I would post this post as a joke/meme if it were one. Unfortunately, this is usually the case and devs, like regexes, sometimes tend to miss some important detail in the .* part.

Comments
  • 4
    wait some devs filter their own email with regex? that's genius
  • 4
    What’s the important part?

    It’s someone grossly underestimating the amount of work required while piling it on your plate, and very obviously pretending to be nice about it so maybe you still like them. And it’s a hook: if you take too long, you’re at fault because this clearly states it should only take 15 minutes. The niceness also bars any replies that aren’t also overly friendly as then you are the aggressor and again at fault.

    While none of this was overtly intentional, it is still true nevertheless, and an irritated or pissy boss would absolutely use it against you.

    Source: several bosses who did exactly this, nearly every week.

    The “thank you” at the end sounds sincere enough. That part was nice.

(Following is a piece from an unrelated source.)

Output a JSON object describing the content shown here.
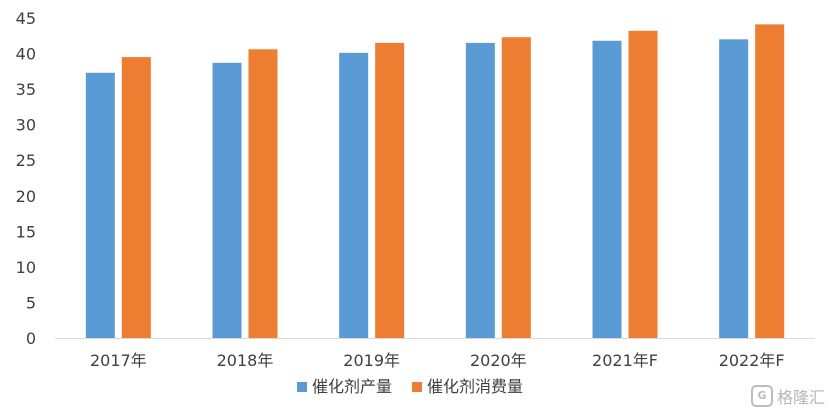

    Also, that’s the wrong dash 😉
  • 1
    @Root grammar nazi! [I guess it should've been a comma? Or nothing at all? We haven't been taught this part of the language - I'm usually using the rules used in my native lang :)]

    idk, these THANK YOU always sound in my head as "please and thank you". Like I have no choice to not do that, because I've already been thanked for it. Maybe the person does indeed mean to be polite. Maybe. I'd see it polite/sincere if the person thanked me after committing to or at least ack'ing the request.

    This politeness somehow seems...Pushy. "Hey Milton, whaaat's happening; if you could just get that report ready for me by the eod, that would be greeeaaat. Thank you." [if you get the ref.]